I almost didn’t want to publish this. It didn’t turn out quite like I had planned. Maybe I’ll revise it… eventually.
So it’s a slow day at work and you are having a hard time finding things to do. Or perhaps what you’re doing doesn’t take much effort but you don’t want people to form a misconception that you’re lazy.
But I dislike this idea. Here’s Why:
- If someone needs help they won’t feel as though they are able to ask you as easily because you … look busy.! You’re not as friendly to approach as someone who is genuine, free to help.
- You aren’t showing that you are capable of taking on more work and more responsibility. You have time to do more tasks, and more work, which is why you need to look like you’re keeping busy.
To me it’s strange that people just assume that because you don’t look busy that you’re lazy. That you’re not doing more, or that because you’re “slacking” you could be doing a better job. Although this is generally true, the only times I ever make the appearance that I could do more is when I am placed into a situation where my abilities are literally being limited. Like if three people are assaigned to a job that can be completed by one, and I am not allowed to leave. … I have gotten much better at expressing that I can do more, as well as people trusting me, so this specific situation does not happen anymore.

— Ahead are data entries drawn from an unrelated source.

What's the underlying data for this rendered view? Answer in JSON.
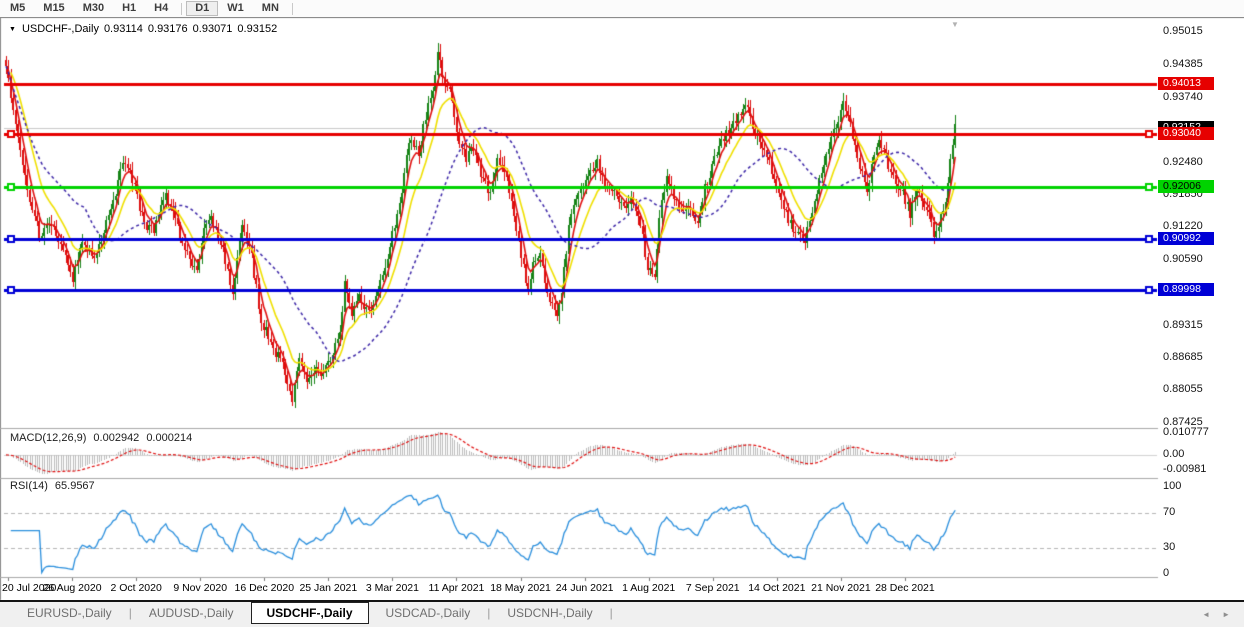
{
  "toolbar": {
    "timeframes": [
      "M5",
      "M15",
      "M30",
      "H1",
      "H4",
      "D1",
      "W1",
      "MN"
    ],
    "active": "D1",
    "dividers_after": [
      "H4",
      "MN"
    ]
  },
  "chart": {
    "symbol_label": "USDCHF-,Daily",
    "open": "0.93114",
    "high": "0.93176",
    "low": "0.93071",
    "close": "0.93152"
  },
  "indicators": {
    "macd": {
      "label": "MACD(12,26,9)",
      "main_value": "0.002942",
      "signal_value": "0.000214",
      "axis_max": "0.010777",
      "axis_zero": "0.00",
      "axis_min": "-0.00981"
    },
    "rsi": {
      "label": "RSI(14)",
      "value": "65.9567",
      "axis": [
        "100",
        "70",
        "30",
        "0"
      ]
    }
  },
  "price_axis": {
    "ticks": [
      "0.95015",
      "0.94385",
      "0.93740",
      "0.92480",
      "0.91850",
      "0.91220",
      "0.90590",
      "0.89315",
      "0.88685",
      "0.88055",
      "0.87425"
    ],
    "tags": [
      {
        "value": "0.93152",
        "bg": "#000000",
        "fg": "#ffffff",
        "role": "current-price"
      },
      {
        "value": "0.94013",
        "bg": "#e60000",
        "fg": "#ffffff",
        "role": "resistance-line"
      },
      {
        "value": "0.93040",
        "bg": "#e60000",
        "fg": "#ffffff",
        "role": "resistance-line"
      },
      {
        "value": "0.92006",
        "bg": "#00d300",
        "fg": "#000000",
        "role": "pivot-line"
      },
      {
        "value": "0.90992",
        "bg": "#0000d6",
        "fg": "#ffffff",
        "role": "support-line"
      },
      {
        "value": "0.89998",
        "bg": "#0000d6",
        "fg": "#ffffff",
        "role": "support-line"
      }
    ]
  },
  "date_axis": {
    "labels": [
      "20 Jul 2020",
      "26 Aug 2020",
      "2 Oct 2020",
      "9 Nov 2020",
      "16 Dec 2020",
      "25 Jan 2021",
      "3 Mar 2021",
      "11 Apr 2021",
      "18 May 2021",
      "24 Jun 2021",
      "1 Aug 2021",
      "7 Sep 2021",
      "14 Oct 2021",
      "21 Nov 2021",
      "28 Dec 2021"
    ]
  },
  "tabs": {
    "items": [
      "EURUSD-,Daily",
      "AUDUSD-,Daily",
      "USDCHF-,Daily",
      "USDCAD-,Daily",
      "USDCNH-,Daily"
    ],
    "active": "USDCHF-,Daily"
  },
  "icons": {
    "header_triangle": "▼",
    "shift_marker": "▼",
    "tab_scroll_left": "◄",
    "tab_scroll_right": "►"
  },
  "chart_data": {
    "type": "candlestick",
    "symbol": "USDCHF",
    "period": "Daily",
    "price_range": {
      "min": 0.87425,
      "max": 0.95015
    },
    "current_price": 0.93152,
    "ohlc_display": [
      0.93114,
      0.93176,
      0.93071,
      0.93152
    ],
    "horizontal_lines": [
      {
        "price": 0.94013,
        "color": "#e60000",
        "width": 3,
        "endpoints": false
      },
      {
        "price": 0.9304,
        "color": "#e60000",
        "width": 3,
        "endpoints": true
      },
      {
        "price": 0.92006,
        "color": "#00d300",
        "width": 3,
        "endpoints": true
      },
      {
        "price": 0.90992,
        "color": "#0000d6",
        "width": 3,
        "endpoints": true
      },
      {
        "price": 0.89998,
        "color": "#0000d6",
        "width": 3,
        "endpoints": true
      }
    ],
    "moving_averages": [
      {
        "type": "ema",
        "period": 5,
        "color": "#e01010",
        "style": "solid"
      },
      {
        "type": "ema",
        "period": 13,
        "color": "#f0e000",
        "style": "solid"
      },
      {
        "type": "sma",
        "period": 34,
        "color": "#3d27a8",
        "style": "dashed"
      }
    ],
    "candle_colors": {
      "up": "#168416",
      "down": "#dd0d0d"
    },
    "macd": {
      "fast": 12,
      "slow": 26,
      "signal": 9,
      "histogram_color": "#bcbcbc",
      "signal_color": "#e01010"
    },
    "rsi": {
      "period": 14,
      "color": "#2a8fdd",
      "levels": [
        70,
        30
      ]
    },
    "bars": 400,
    "price_anchors": [
      [
        0,
        0.943
      ],
      [
        3,
        0.9355
      ],
      [
        6,
        0.927
      ],
      [
        10,
        0.918
      ],
      [
        14,
        0.9108
      ],
      [
        19,
        0.9128
      ],
      [
        23,
        0.9085
      ],
      [
        28,
        0.9022
      ],
      [
        31,
        0.9088
      ],
      [
        37,
        0.9068
      ],
      [
        41,
        0.9115
      ],
      [
        47,
        0.9205
      ],
      [
        49,
        0.9252
      ],
      [
        53,
        0.9218
      ],
      [
        58,
        0.9128
      ],
      [
        62,
        0.912
      ],
      [
        67,
        0.918
      ],
      [
        70,
        0.9148
      ],
      [
        73,
        0.9105
      ],
      [
        77,
        0.9068
      ],
      [
        80,
        0.9032
      ],
      [
        83,
        0.9128
      ],
      [
        86,
        0.9148
      ],
      [
        91,
        0.9075
      ],
      [
        95,
        0.8992
      ],
      [
        99,
        0.9118
      ],
      [
        103,
        0.9065
      ],
      [
        107,
        0.8942
      ],
      [
        112,
        0.8888
      ],
      [
        116,
        0.8855
      ],
      [
        120,
        0.8792
      ],
      [
        123,
        0.8868
      ],
      [
        127,
        0.882
      ],
      [
        130,
        0.8858
      ],
      [
        132,
        0.8832
      ],
      [
        136,
        0.8868
      ],
      [
        140,
        0.8918
      ],
      [
        142,
        0.9008
      ],
      [
        145,
        0.8952
      ],
      [
        148,
        0.8985
      ],
      [
        152,
        0.8955
      ],
      [
        156,
        0.8998
      ],
      [
        160,
        0.9058
      ],
      [
        163,
        0.9128
      ],
      [
        166,
        0.9198
      ],
      [
        169,
        0.9295
      ],
      [
        173,
        0.9268
      ],
      [
        176,
        0.9338
      ],
      [
        179,
        0.9388
      ],
      [
        181,
        0.9465
      ],
      [
        184,
        0.9398
      ],
      [
        187,
        0.9378
      ],
      [
        189,
        0.9302
      ],
      [
        193,
        0.9252
      ],
      [
        196,
        0.9278
      ],
      [
        200,
        0.9212
      ],
      [
        203,
        0.9188
      ],
      [
        206,
        0.9248
      ],
      [
        210,
        0.9222
      ],
      [
        213,
        0.9148
      ],
      [
        215,
        0.9098
      ],
      [
        219,
        0.8992
      ],
      [
        221,
        0.9048
      ],
      [
        224,
        0.9068
      ],
      [
        227,
        0.8992
      ],
      [
        231,
        0.8948
      ],
      [
        233,
        0.8998
      ],
      [
        236,
        0.9118
      ],
      [
        240,
        0.9198
      ],
      [
        244,
        0.9228
      ],
      [
        248,
        0.9252
      ],
      [
        252,
        0.9195
      ],
      [
        255,
        0.9202
      ],
      [
        259,
        0.9158
      ],
      [
        262,
        0.9175
      ],
      [
        266,
        0.9128
      ],
      [
        269,
        0.9048
      ],
      [
        272,
        0.9028
      ],
      [
        274,
        0.9148
      ],
      [
        277,
        0.9222
      ],
      [
        280,
        0.9178
      ],
      [
        283,
        0.9148
      ],
      [
        287,
        0.9158
      ],
      [
        290,
        0.9122
      ],
      [
        293,
        0.9198
      ],
      [
        297,
        0.9258
      ],
      [
        300,
        0.9288
      ],
      [
        304,
        0.9318
      ],
      [
        308,
        0.9338
      ],
      [
        311,
        0.9362
      ],
      [
        314,
        0.9298
      ],
      [
        318,
        0.9278
      ],
      [
        321,
        0.9228
      ],
      [
        324,
        0.9192
      ],
      [
        328,
        0.9138
      ],
      [
        331,
        0.9108
      ],
      [
        335,
        0.9092
      ],
      [
        338,
        0.9158
      ],
      [
        341,
        0.9208
      ],
      [
        345,
        0.9278
      ],
      [
        348,
        0.9318
      ],
      [
        351,
        0.9358
      ],
      [
        354,
        0.9328
      ],
      [
        357,
        0.9248
      ],
      [
        361,
        0.9198
      ],
      [
        363,
        0.9238
      ],
      [
        366,
        0.9288
      ],
      [
        369,
        0.9258
      ],
      [
        372,
        0.9218
      ],
      [
        376,
        0.9188
      ],
      [
        379,
        0.9148
      ],
      [
        382,
        0.9188
      ],
      [
        386,
        0.9158
      ],
      [
        389,
        0.9112
      ],
      [
        392,
        0.9138
      ],
      [
        394,
        0.9178
      ],
      [
        396,
        0.9248
      ],
      [
        398,
        0.9328
      ],
      [
        399,
        0.9315
      ]
    ]
  }
}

So when you see someone who you think is being lazy I want you to think of these points before you slap the label on them:
- Are there any additional tasks that they could do be doing. Could they be doing something to increase efficiency that would be accomplished if they gave it more focus?
- “You’re just lazy” doesn’t open up any discussion and only is a simple insult. If you feel as though they aren’t pulling their share then give them the suggestion, “hey do this as well.” Maybe you thought of something that needs to be done and they obviously have the time. This indicates that you expect more from them. If they act as though you’re imposing your work on them, and they don’t notice the imbalance of work – then call them lazy.
When I am working I like to keep a very friendly informal environment. I’ll talk to people and try to keep a dialog. Maybe ask them about their day or tease them.
For all those ignorant fools who get upset about the amount that I multi-task my notes while working.
- How many times have you timed every minute of your day in order to determine the most efficient way to perform each task?
- How often do you perform tasks slower just because you’re paid by the hour, and won’t make more anyway?
- You can work as hard as you want, work smart or work hard.
I like to say that I can take any task and make it look easy/simple. I might be counting seconds, making precise calculated movements, using years of experience or something like that. And that’s why it looks easy, because I’ve done all that.